Since the sizer is disposable, damage from instruments is not a problem. He sizes the patient by seating her in different positions. "Some patients like the implant a little higher up, with more superior fullness. Some people like a little more sloping, anatural shape of the breast. And some patients like a breast that is even more sloping with the nipple riding higher on the breast; we can control all of those positions to some degree."
A small and then a large bullet-tipped dissector is used that is similar to a liposuction cannula with a spreading bullet at the end to open a pocket from the umbilicus to the submuscular pocket. Blunt hockey-stick-shaped dissectors are placed under the muscle to sweep the muscle up off the chest. "The blunt dissector will not detach the muscle medially nor will it release the inframammary crease," he said.
Another hockey stick dissector with 2-mm serrations is used to lower, control, and shape the inframammary crease. The tissue at the inframammary crease is engaged and the pocket is seesawed back and forth so it can only lower the inframammary crease 2 mm to 3 mm at a time. "You don't overdrop the crease and you have nice control over where that crease is going to be," he said.
The sizer is then removed and the corresponding implant is chosen. Implants are rolled up like a cigar and passed with the aid of a tube through the umbilicus and then inflated once in place. "I tend to use a regular-profile implant and over-inflate it slightly. But I am using more of the high-profile implants to a minimum-fill volume. I find the physics of their side-wall is better and result in less rippling.

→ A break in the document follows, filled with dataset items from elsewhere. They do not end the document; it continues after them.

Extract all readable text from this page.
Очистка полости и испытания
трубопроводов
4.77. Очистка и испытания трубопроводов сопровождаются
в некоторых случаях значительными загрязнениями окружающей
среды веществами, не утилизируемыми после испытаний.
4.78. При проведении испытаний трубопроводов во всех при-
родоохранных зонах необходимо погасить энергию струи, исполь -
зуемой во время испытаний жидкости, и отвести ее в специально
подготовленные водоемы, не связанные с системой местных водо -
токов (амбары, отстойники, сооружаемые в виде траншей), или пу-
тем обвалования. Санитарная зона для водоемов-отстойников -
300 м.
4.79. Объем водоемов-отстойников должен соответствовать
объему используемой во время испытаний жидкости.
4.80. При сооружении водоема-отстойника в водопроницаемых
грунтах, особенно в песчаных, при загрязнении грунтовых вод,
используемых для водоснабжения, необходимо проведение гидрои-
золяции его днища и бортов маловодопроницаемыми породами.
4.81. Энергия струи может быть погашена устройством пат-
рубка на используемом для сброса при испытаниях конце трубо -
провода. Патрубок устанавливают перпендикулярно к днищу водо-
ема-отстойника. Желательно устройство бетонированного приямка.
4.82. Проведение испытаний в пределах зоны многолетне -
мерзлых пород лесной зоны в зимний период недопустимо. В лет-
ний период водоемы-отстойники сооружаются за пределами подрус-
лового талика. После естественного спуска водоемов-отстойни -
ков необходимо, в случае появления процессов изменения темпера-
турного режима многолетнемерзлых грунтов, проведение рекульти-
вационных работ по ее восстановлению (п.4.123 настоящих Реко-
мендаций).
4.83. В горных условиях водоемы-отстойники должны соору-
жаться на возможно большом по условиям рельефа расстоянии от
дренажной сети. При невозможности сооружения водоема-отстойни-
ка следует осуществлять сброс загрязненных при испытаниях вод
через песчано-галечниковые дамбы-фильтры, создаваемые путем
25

I don't want to over-inflate because then you get too much anterior projection and a more narrow implant."
Show me the scar
Advantages of a transabdominal breast augmentation include no scar on the chest or breast whatsoever, with less risk of loss of sensation to the nipple. There is also less interference with mammograms than with the periareolar approach because there is no scarring in the breast tissue. And because the procedure is sub-muscular, the breast gland and, thus, breast-feeding, are conserved.
Advantages add up
Pain and recovery are improved with the transabdominal approach as well, claimed Dr. Cheski, and he believes there is less capsule contracture. Perhaps, he added, because any collections of blood or serosanguinous fluid are drained with a gravity--dependent drain through the umbilicus. "Fluid remaining around the breast implant can form a hard crust on the implant that can contribute to capsule contracture," he theorized. Since breast tissue is not violated, staphylococcus from the breast ducts is not injected into the pocket. Minor low-grade infection may be a contributing factor to the complication.

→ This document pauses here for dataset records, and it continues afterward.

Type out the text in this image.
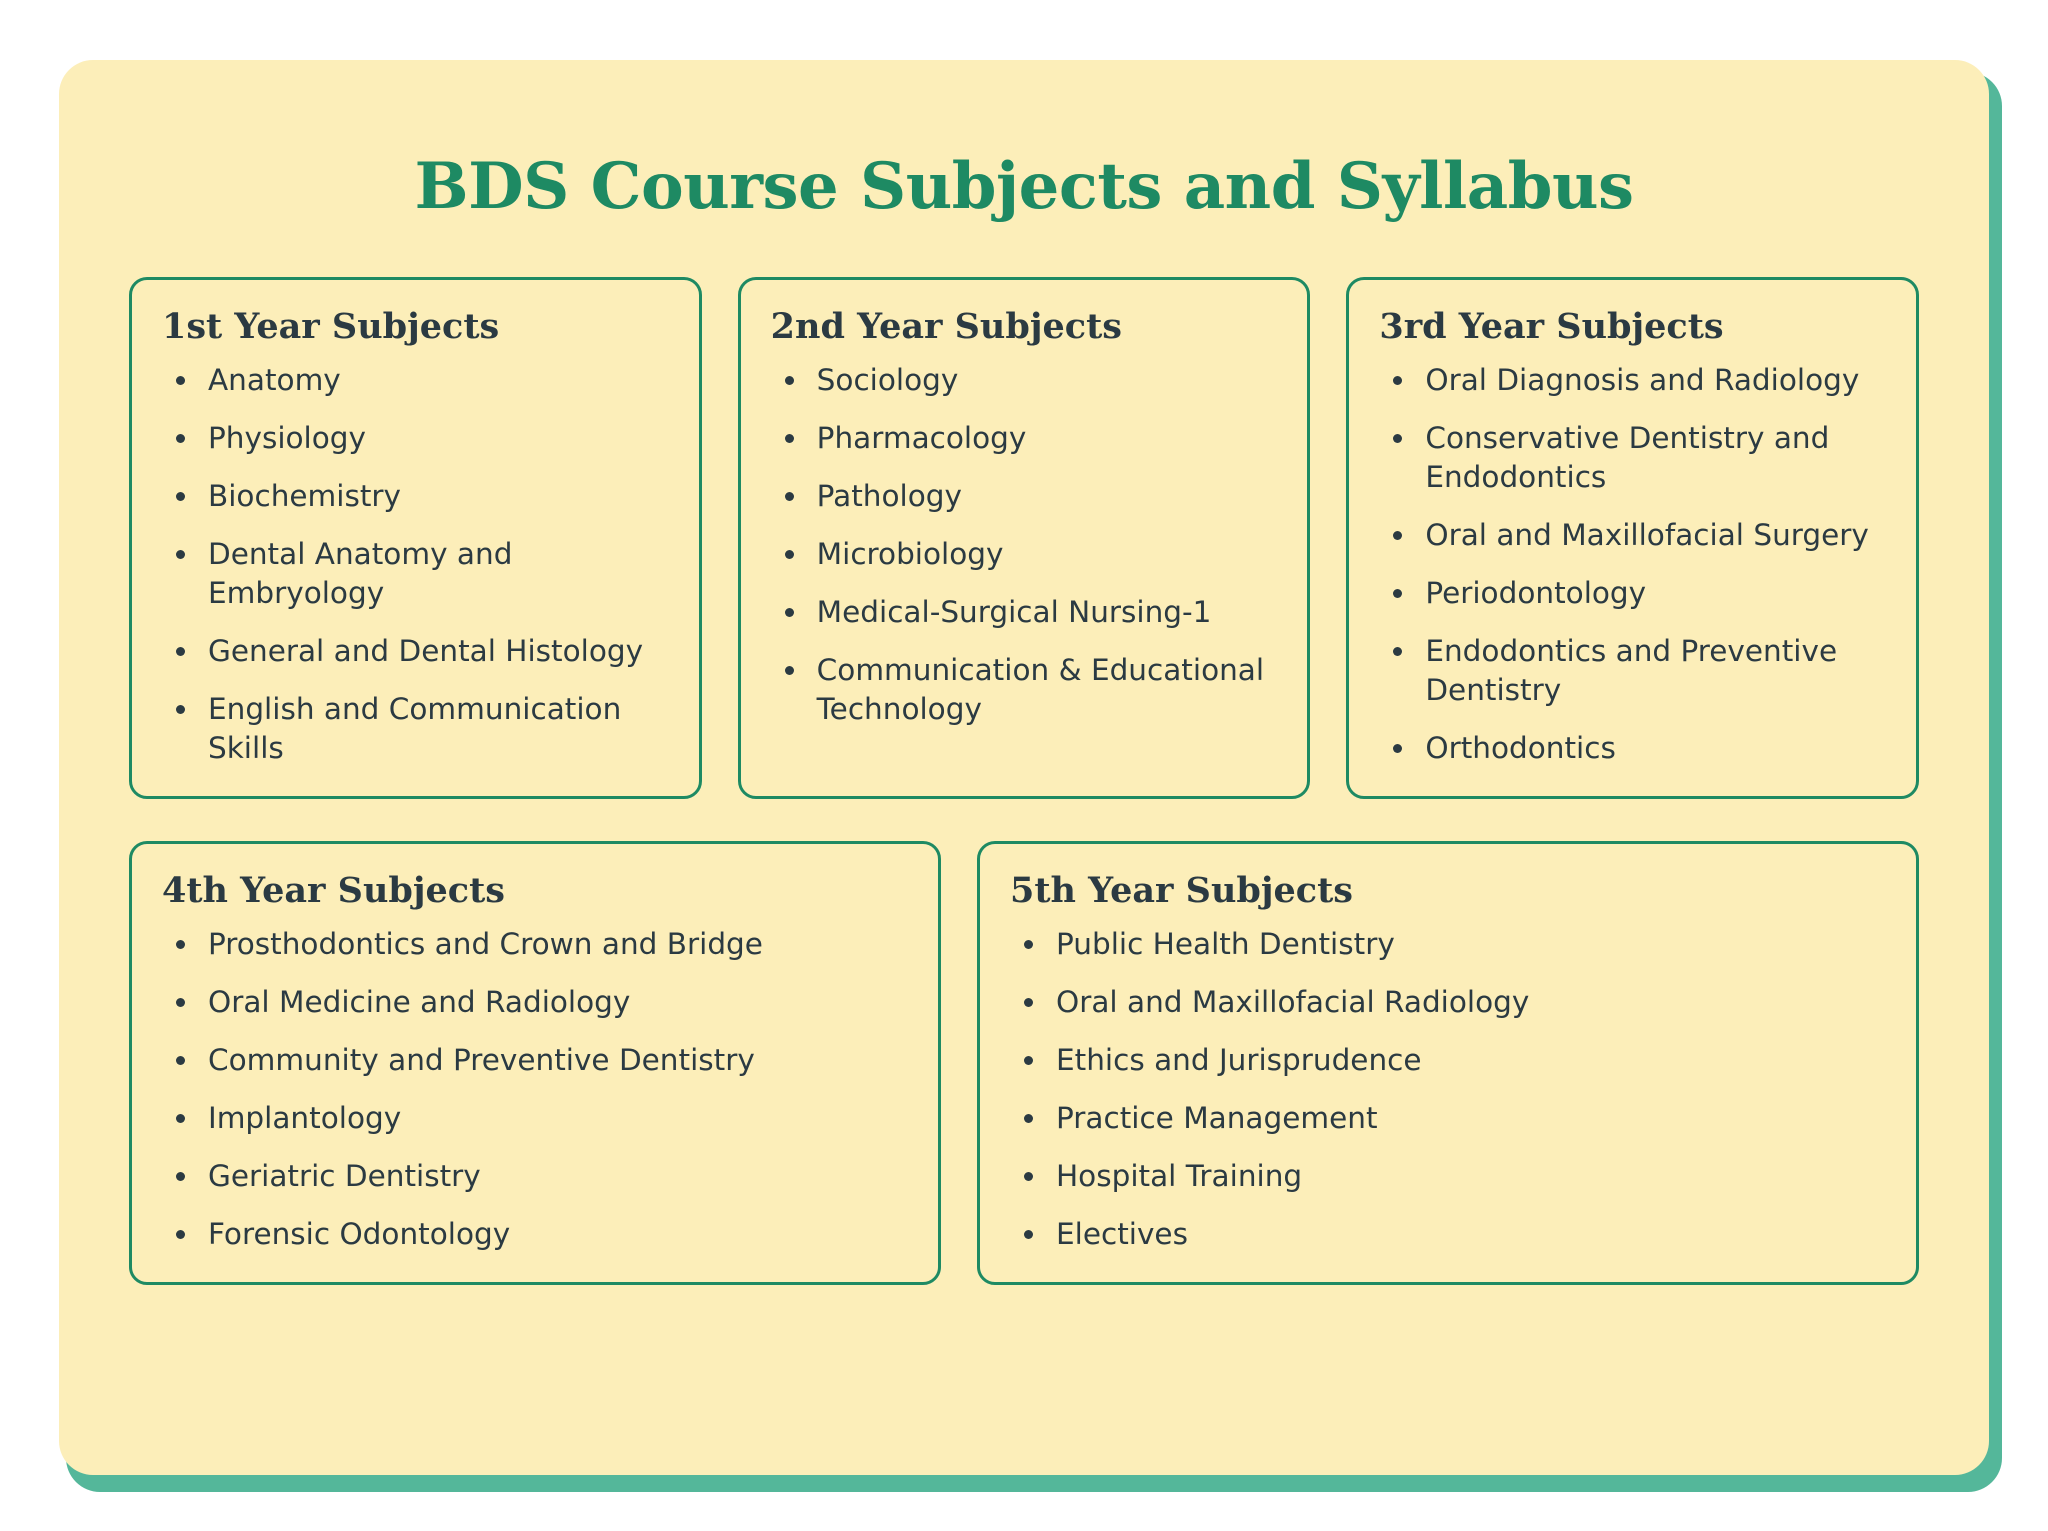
BDS Course Subjects and Syllabus
1st Year Subjects
Anatomy
Physiology
Biochemistry
Dental Anatomy and Embryology
General and Dental Histology
English and Communication Skills
2nd Year Subjects
Sociology
Pharmacology
Pathology
Microbiology
Medical-Surgical Nursing-1
Communication & Educational Technology
3rd Year Subjects
Oral Diagnosis and Radiology
Conservative Dentistry and Endodontics
Oral and Maxillofacial Surgery
Periodontology
Endodontics and Preventive Dentistry
Orthodontics
4th Year Subjects
Prosthodontics and Crown and Bridge
Oral Medicine and Radiology
Community and Preventive Dentistry
Implantology
Geriatric Dentistry
Forensic Odontology
5th Year Subjects
Public Health Dentistry
Oral and Maxillofacial Radiology
Ethics and Jurisprudence
Practice Management
Hospital Training
Electives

However, Dr. Cheski is pleased with his patient outcomes. Of the last 800 cases, including 18 with abdominoplasty, there was capsule contracture in eight patients, two that required further surgery. Rippling occurred in eight patients and, in nine, deflations that required removal and replacement of the implant. None of these occurred within the first two months of surgery. One patient required a scar revision after surgery, and three patients required a mastopexy later.

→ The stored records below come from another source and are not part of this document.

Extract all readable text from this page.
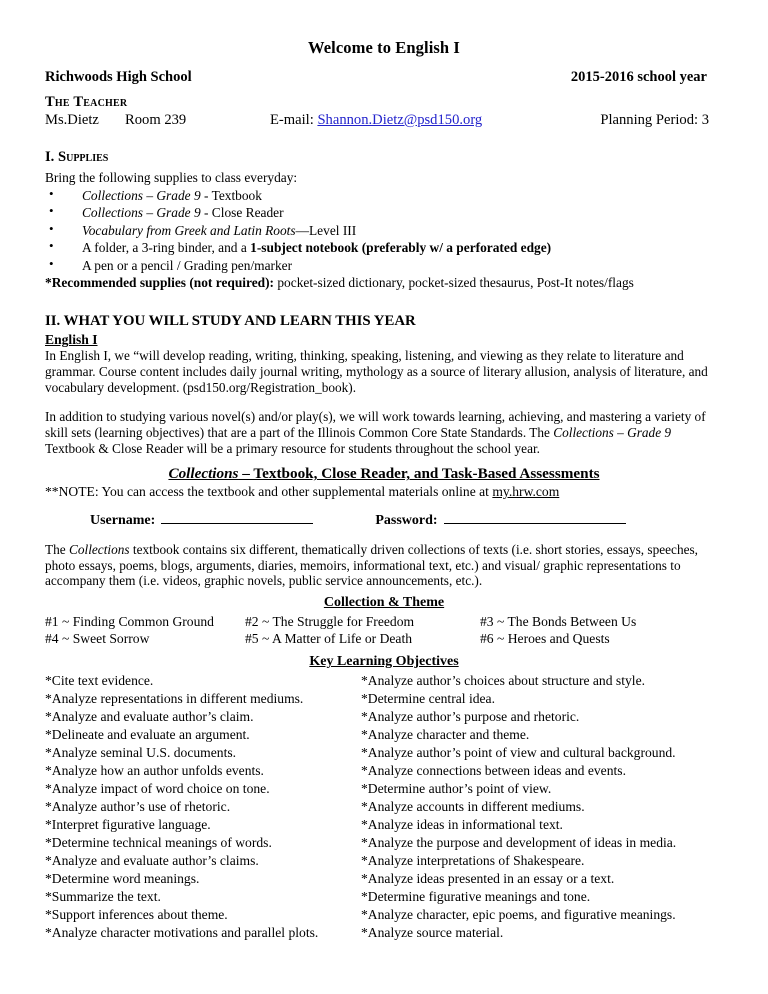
Welcome to English I
Richwoods High School	2015-2016 school year
The Teacher
Ms.Dietz	Room 239	E-mail: Shannon.Dietz@psd150.org	Planning Period: 3
I. Supplies
Bring the following supplies to class everyday:
• Collections – Grade 9 - Textbook
• Collections – Grade 9 - Close Reader
• Vocabulary from Greek and Latin Roots—Level III
• A folder, a 3-ring binder, and a 1-subject notebook (preferably w/ a perforated edge)
• A pen or a pencil / Grading pen/marker
*Recommended supplies (not required): pocket-sized dictionary, pocket-sized thesaurus, Post-It notes/flags
II. WHAT YOU WILL STUDY AND LEARN THIS YEAR
English I

In English I, we “will develop reading, writing, thinking, speaking, listening, and viewing as they relate to literature and grammar. Course content includes daily journal writing, mythology as a source of literary allusion, analysis of literature, and vocabulary development. (psd150.org/Registration_book).

In addition to studying various novel(s) and/or play(s), we will work towards learning, achieving, and mastering a variety of skill sets (learning objectives) that are a part of the Illinois Common Core State Standards. The Collections – Grade 9 Textbook & Close Reader will be a primary resource for students throughout the school year.

Collections – Textbook, Close Reader, and Task-Based Assessments
**NOTE: You can access the textbook and other supplemental materials online at my.hrw.com
Username:	Password:

The Collections textbook contains six different, thematically driven collections of texts (i.e. short stories, essays, speeches, photo essays, poems, blogs, arguments, diaries, memoirs, informational text, etc.) and visual/ graphic representations to accompany them (i.e. videos, graphic novels, public service announcements, etc.).

Collection & Theme
#1 ~ Finding Common Ground	#2 ~ The Struggle for Freedom	#3 ~ The Bonds Between Us
#4 ~ Sweet Sorrow	#5 ~ A Matter of Life or Death	#6 ~ Heroes and Quests
Key Learning Objectives
*Cite text evidence.	*Analyze author’s choices about structure and style.
*Analyze representations in different mediums.	*Determine central idea.
*Analyze and evaluate author’s claim.	*Analyze author’s purpose and rhetoric.
*Delineate and evaluate an argument.	*Analyze character and theme.
*Analyze seminal U.S. documents.	*Analyze author’s point of view and cultural background.
*Analyze how an author unfolds events.	*Analyze connections between ideas and events.
*Analyze impact of word choice on tone.	*Determine author’s point of view.
*Analyze author’s use of rhetoric.	*Analyze accounts in different mediums.
*Interpret figurative language.	*Analyze ideas in informational text.
*Determine technical meanings of words.	*Analyze the purpose and development of ideas in media.
*Analyze and evaluate author’s claims.	*Analyze interpretations of Shakespeare.
*Determine word meanings.	*Analyze ideas presented in an essay or a text.
*Summarize the text.	*Determine figurative meanings and tone.
*Support inferences about theme.	*Analyze character, epic poems, and figurative meanings.
*Analyze character motivations and parallel plots.	*Analyze source material.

"In all nine of the cases that had a deflation we were able to go back through our primary incision," whether the umbilicus or another abdominal area, he said. For capsule contracture, "We have done a capsulotomy through the belly button, although it's more difficult than the areolar approach." When doing mastopexy, you lose the cosmetic advantages that are evident with the transumbilical/transabdominal approach. "So, typically, I would just do the implant through the areola," he said.